Öncelikle, kullanılan ortam rengine göre çeşitli renk sistemleri olduğunu belirtmekte fayda var. Bu durumda Kırmızı, Sarı ve Kırmızı olmak üzere RYB sisteminden bahsediyoruz. Mavi, genellikle renkli kozmetikler veya boyalarla çalışan sanatçılar tarafından kullanılır. Ayrıca CMY - Camgöbeği, Macenta ve Sarı veya grafik ve baskıda kullanılan (Siyah) anahtarın veya televizyon, fotoğraf ve bilgisayar gibi elektronikte kullanılan sistem olan RGB'nin eklenmesiyle CMYK'yi duymuş olabilirsiniz. Aralarındaki temel fark, RYB'yi ele alırken, bir nesnede veya canlıda, örneğin yüz veya elma gibi dokunabileceğiniz bir rengin fiziksel varlığına bakıyoruz. Bu eksiltici olarak bilinir. Diğerleri, dokunamayacağınız bir şey tarafından oluşturulan renklerdir, yani ışık, gökkuşağı, yansımalar ve ekranlardaki dijital renkli görüntüler. Bunlar katkı maddesi olarak bilinir. Bu nedenle, ışık ve fiziksel renklerin oluşturduğu farklı bir renk izlenimine sahibiz ve elbette makyaj ve diğer fiziksel renklerin kamera veya ekranlarda gözlerinizle nasıl algıladığınızdan farklı görünmesinin nedeni budur.

Renk Çarkı

Öyleyse, çıkarmalı renk karıştırmanın dayandığı temel modelle başlayalım. Renk Çarkı, 1666'da Isaac Newton tarafından bu aşamaya kadar geliştirildi.



Renk çarkı, renk teorisini en basit şekilde açıklamaya yardımcı olan, birbiriyle ilişkili 12 renk veya tondan oluşan mantıksal bir diziyi görüntüler. Tekerlek, renklerin birbiriyle ilişkisini ve insan gözünün onları nasıl algıladığını anlamamıza yardımcı olan ve makyaja yaklaşırken temel olan bir araçtır. Renk çarkı, başlangıçta ana renkler arasındaki ilişkileri ve aralarındaki boşlukları kapatan renkler ve tonlar arasındaki ilişkileri göstermek için düzenlenmiştir.

Renk Terminolojisi

Önce bu bilgiyi parçalayalım.
RENK, TON, DEĞER & YOĞUNLUK olmak üzere üç özelliğe göre sınıflandırılır.
HUE, birincil, ikincil ve üçüncül renkler dahil olmak üzere renk çarkında bulunan saf renktir.
DEĞER, bir rengin göreli koyuluğu veya açıklığıdır. (Gri skala olarak da bilinir, ancak buna birazdan geleceğiz)
YOĞUNLUK, bir rengin ne kadar parlak veya donuk göründüğüne göre saflığıdır.
Bunu akılda tutarak, renklerin ve renk tonlarının nasıl sınıflandırıldığını biraz daha derinlemesine inceleyelim.

Renk Kombinasyonları



1. BİRİNCİL renkler, diğer renklerin karıştırılmasıyla elde edilemeyen renklerdir ve bu durumda Kırmızı, Sarı ve Mavidir.

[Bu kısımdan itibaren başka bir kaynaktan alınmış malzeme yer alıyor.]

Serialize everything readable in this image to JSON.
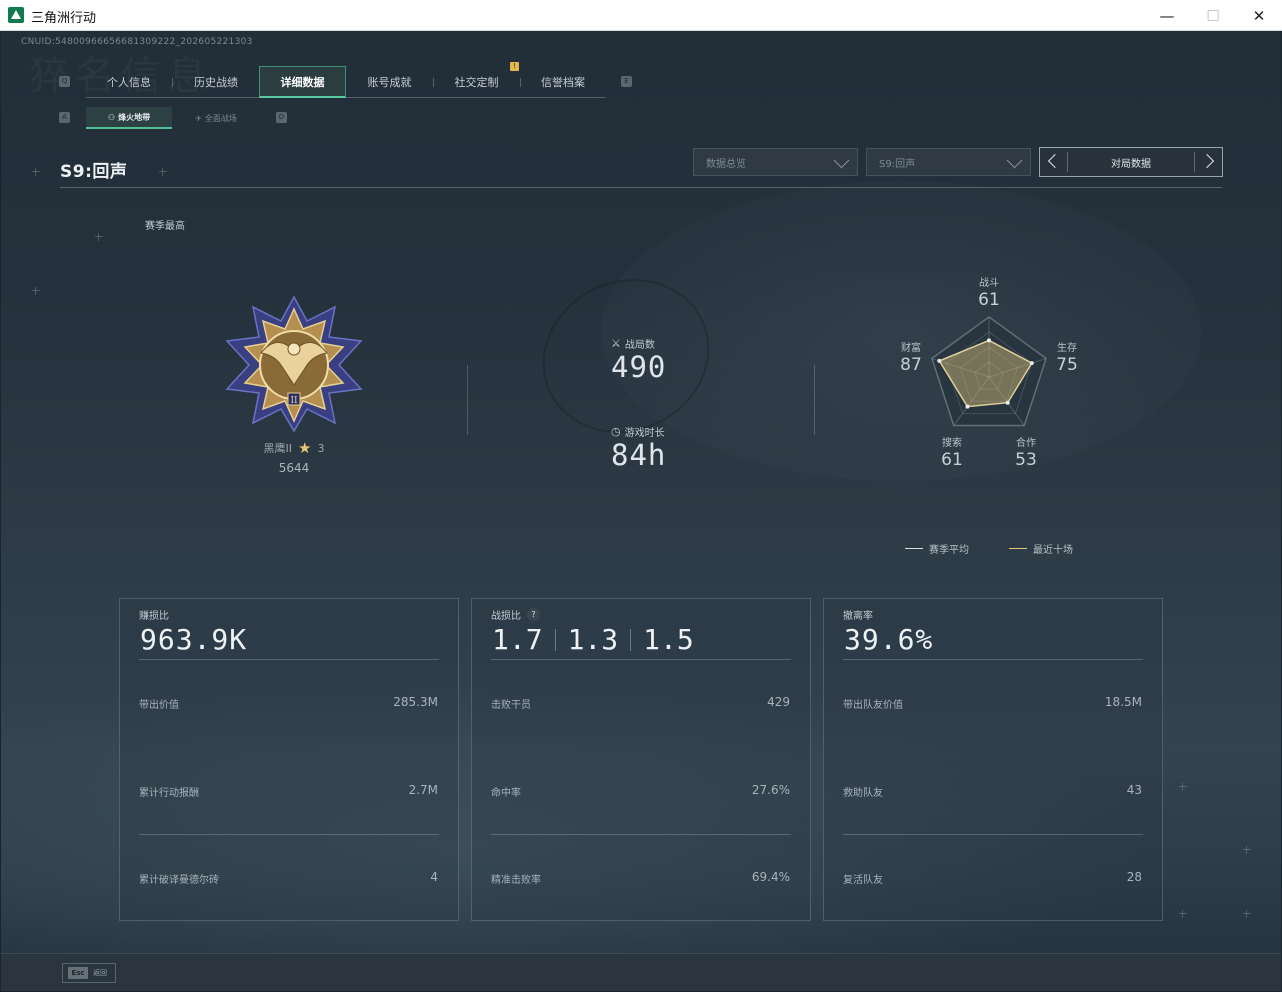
{
  "window": {
    "title": "三角洲行动",
    "minimize": "—",
    "maximize": "☐",
    "close": "✕"
  },
  "uid": "CNUID:548009666566813092​22_202605221303",
  "background_text": "猝名信息",
  "top_tabs": {
    "left_key": "Q",
    "right_key": "E",
    "items": [
      {
        "label": "个人信息",
        "active": false
      },
      {
        "label": "历史战绩",
        "active": false
      },
      {
        "label": "详细数据",
        "active": true
      },
      {
        "label": "账号成就",
        "active": false
      },
      {
        "label": "社交定制",
        "active": false
      },
      {
        "label": "信誉档案",
        "active": false
      }
    ],
    "badge": "!"
  },
  "sub_tabs": {
    "left_key": "A",
    "right_key": "D",
    "items": [
      {
        "label": "烽火地带",
        "active": true
      },
      {
        "label": "全面战场",
        "active": false
      }
    ]
  },
  "season": {
    "title": "S9:回声",
    "best_label": "赛季最高"
  },
  "filters": {
    "data_type": "数据总览",
    "season_select": "S9:回声",
    "match_button": "对局数据"
  },
  "rank": {
    "name": "黑鹰II",
    "stars": "3",
    "score": "5644",
    "badge_numeral": "II"
  },
  "matches": {
    "label": "战局数",
    "value": "490"
  },
  "playtime": {
    "label": "游戏时长",
    "value": "84h"
  },
  "radar": {
    "axes": [
      {
        "label": "战斗",
        "value": 61
      },
      {
        "label": "生存",
        "value": 75
      },
      {
        "label": "合作",
        "value": 53
      },
      {
        "label": "搜索",
        "value": 61
      },
      {
        "label": "财富",
        "value": 87
      }
    ],
    "max": 100,
    "legend": [
      {
        "label": "赛季平均",
        "color": "#d8dde0"
      },
      {
        "label": "最近十场",
        "color": "#e3c77a"
      }
    ]
  },
  "panels": [
    {
      "title": "赚损比",
      "value": "963.9K",
      "rows": [
        {
          "label": "带出价值",
          "value": "285.3M"
        },
        {
          "label": "累计行动报酬",
          "value": "2.7M"
        },
        {
          "label": "累计破译曼德尔砖",
          "value": "4"
        }
      ]
    },
    {
      "title": "战损比",
      "help": "?",
      "values": [
        "1.7",
        "1.3",
        "1.5"
      ],
      "rows": [
        {
          "label": "击败干员",
          "value": "429"
        },
        {
          "label": "命中率",
          "value": "27.6%"
        },
        {
          "label": "精准击败率",
          "value": "69.4%"
        }
      ]
    },
    {
      "title": "撤离率",
      "value": "39.6%",
      "rows": [
        {
          "label": "带出队友价值",
          "value": "18.5M"
        },
        {
          "label": "救助队友",
          "value": "43"
        },
        {
          "label": "复活队友",
          "value": "28"
        }
      ]
    }
  ],
  "footer": {
    "esc_key": "Esc",
    "esc_label": "返回"
  },
  "colors": {
    "accent": "#59c9a2",
    "gold": "#e3c77a",
    "badge": "#e2b84a"
  }
}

2. İKİNCİ renkler, her bir ana rengin tam doygunluğunun karıştırılmasıyla oluşturulan tonlardır. Bunlar Turuncu (Kırmızı ile Sarıyı karıştırır), Menekşe (Mavi ile Kırmızıyı Karıştırır) ve Yeşildir (Sarı ile Maviyi Karıştırır).

3. ÜÇÜNCÜ renkler, birincil ve ikincil renk karıştırıldığında oluşturulan tonlardır. Bunlar Kırmızı-Turuncu, Sarı-Turuncu, Sarı-Yeşil, Mavi-Yeşil, Mavi-Mor ve Kırmızı-Mor'dur.

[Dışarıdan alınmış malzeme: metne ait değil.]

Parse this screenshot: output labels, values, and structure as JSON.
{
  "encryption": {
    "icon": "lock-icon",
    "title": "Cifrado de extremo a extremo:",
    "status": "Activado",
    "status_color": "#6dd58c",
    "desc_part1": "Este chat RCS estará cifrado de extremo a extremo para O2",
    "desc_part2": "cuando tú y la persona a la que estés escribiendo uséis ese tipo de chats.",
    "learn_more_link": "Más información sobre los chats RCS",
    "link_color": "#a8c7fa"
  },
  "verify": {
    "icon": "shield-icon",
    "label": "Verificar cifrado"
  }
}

Birincil, ikincil ve üçüncül renk çarkının 12 rengini oluşturur.



4. TAMAMLAYICI renkler, birlikte karıştırıldıklarında birbirini yok eden ve gri skalada bir ton oluşturan renklerdir. Bazen "zıt renkler" veya "renkleri düzelten" olarak da adlandırılırlar ve her zaman çarkta birbirinin tam karşısında bulunurlar.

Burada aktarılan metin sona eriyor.